Congress

Chain migration: Compassionate policy or opening the immigration floodgates?

Rep. Luis Gutierrez D-Ill., third from left, along with other demonstrators protest outside of the U.S. Capitol in support of the Deferred Action for Childhood Arrivals (DACA), and Temporary Protected Status (TPS), programs, during an rally on Capitol Hill in Washington.
Rep. Luis Gutierrez D-Ill., third from left, along with other demonstrators protest outside of the U.S. Capitol in support of the Deferred Action for Childhood Arrivals (DACA), and Temporary Protected Status (TPS), programs, during an rally on Capitol Hill in Washington. AP

Immigration reduction advocates blame chain migration for exploding the numbers of legal immigrants in this country. Reform advocates say it’s a pillar of the country’s immigration policy that helps families stay together.

Now President Donald Trump is blaming the policy for allowing Monday's New York City bombing suspect into the country, saying it “allows far too many dangerous, inadequately vetted people to access our country.”

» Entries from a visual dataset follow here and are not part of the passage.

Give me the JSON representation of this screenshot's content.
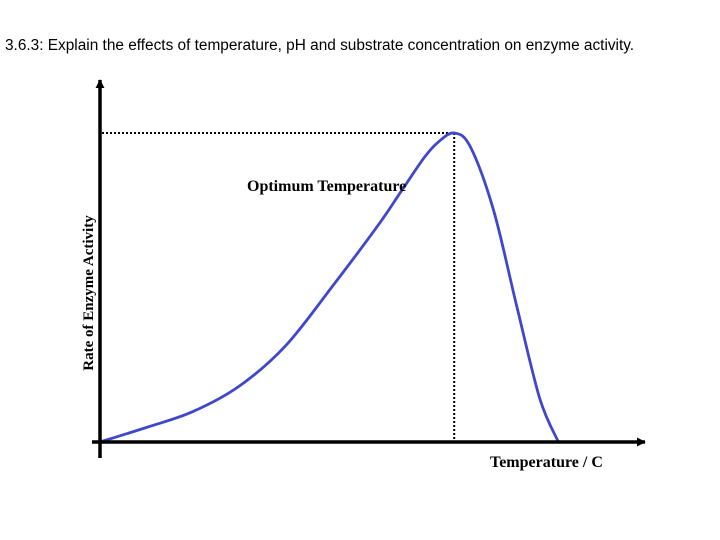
{
  "slide": {
    "heading": "3.6.3: Explain the effects of temperature, pH and substrate concentration on enzyme activity."
  },
  "chart_data": {
    "type": "line",
    "title": "",
    "xlabel": "Temperature /  C",
    "ylabel": "Rate of Enzyme Activity",
    "annotation": "Optimum Temperature",
    "x_ticks": [],
    "y_ticks": [],
    "grid": false,
    "series": [
      {
        "color": "#3f48cc",
        "points": [
          [
            0.0,
            0.0
          ],
          [
            0.1,
            0.047
          ],
          [
            0.2,
            0.098
          ],
          [
            0.3,
            0.18
          ],
          [
            0.4,
            0.31
          ],
          [
            0.5,
            0.5
          ],
          [
            0.6,
            0.7
          ],
          [
            0.65,
            0.81
          ],
          [
            0.7,
            0.92
          ],
          [
            0.73,
            0.97
          ],
          [
            0.765,
            1.0
          ],
          [
            0.8,
            0.955
          ],
          [
            0.85,
            0.75
          ],
          [
            0.9,
            0.44
          ],
          [
            0.95,
            0.14
          ],
          [
            0.99,
            0.0
          ]
        ]
      }
    ],
    "optimum": {
      "x": 0.765,
      "y": 1.0
    },
    "colors": {
      "curve": "#3f48cc",
      "axes": "#000000",
      "guide": "#000000"
    }
  }
}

Trump campaigned on ending chain migration, which refers to rules in the Immigration and Nationality Act that allow citizens and people with green cards to secure immigrant visas for family members.

He’s demanded that Congress make good on that promise in the near future, as part of a legislative solution for people living in the country under the Deferred Action for Childhood Arrivals program. The dispute could be a key flashpoint in White House-Congress negotiations as lawmakers struggle to resolve the issue.

Immigrants’ rights groups say doing away with chain migration would radically change the nation’s immigration system and reduce the number of people of color coming into the country.

They push back on using the term chain migration, saying it tars a basic cornerstone of the current legal immigration structure: Allowing legal immigrants to bring their family members with them. Efforts to do away with that, they say, mask a greater goal of limiting overall immigration numbers from certain populations.

“This administration is using that term to avoid using the word family, because it sanitizes what is really an attack on families and the immigration system,” said Megan Essaheb, director of immigration advocacy for the group Asian Americans Advancing Justice.

“This, along with all of the [White House’s] other immigration policies, feel like an attack on immigrants and communities of color, and an attempt to keep the numbers of people of color down in the United States,” said Essaheb.

A article in the conservative Breitbart News last month praised Trump’s plans to end chain migration, saying it “would halve the annual immigration inflow of new workers and future voters,” which Essaheb said hints at the policy’s race-baiting nature.

Immigration control advocates say it’s strictly about the numbers. Chain migration has caused legal immigration to quadruple in the last 50 years since the Immigration and Nationality Act was created, they say.

The immigration control group NumbersUSA calls the policy “one of the chief culprits in America's current record-breaking population boom and all the attendant sprawl, congestion, and school overcrowding that damage Americans’ quality of life.”

As lawmakers in Washington scramble to find a legislative solution for the approximately 800,000 people living in the country under the DACA program, Trump’s demands that it be paired with an end to chain migration could complicate negotiations.

Conservatives say they have a mandate from the president to deliver a solution that includes ending chain migration.

White House Press Secretary Sarah Huckabee Sanders told reporters Monday, “The president is aggressively going to continue to push forth responsible immigration reform, and ending chain migration would certainly be a part of that process.”

But Democrats and some Republicans maintain that in White House negotiations, Trump has indicated he’d settle for increased border security, without massive changes to legal immigration law.

Democrats challenge the notion Trump would hold up a DACA solution over chain migration. Immigration reform advocates say polling indicates the public overwhelmingly supports giving DACA recipients permanent citizenship, and so do many Republicans in Congress.

“We’ve made a lot of progress with rank and file House Republicans calling for a solution by the end of the year,” said Essaheb, who pointed to the Dream Act, one DACA solution under consideration, which has support from members of both parties in both chambers.

“I don’t think President Trump is going to veto the Dream Act,” she added.

Conservatives push back on that plan, saying that without an end to chain migration, a DACA fix would dramatically increases the number of people allowed into the country.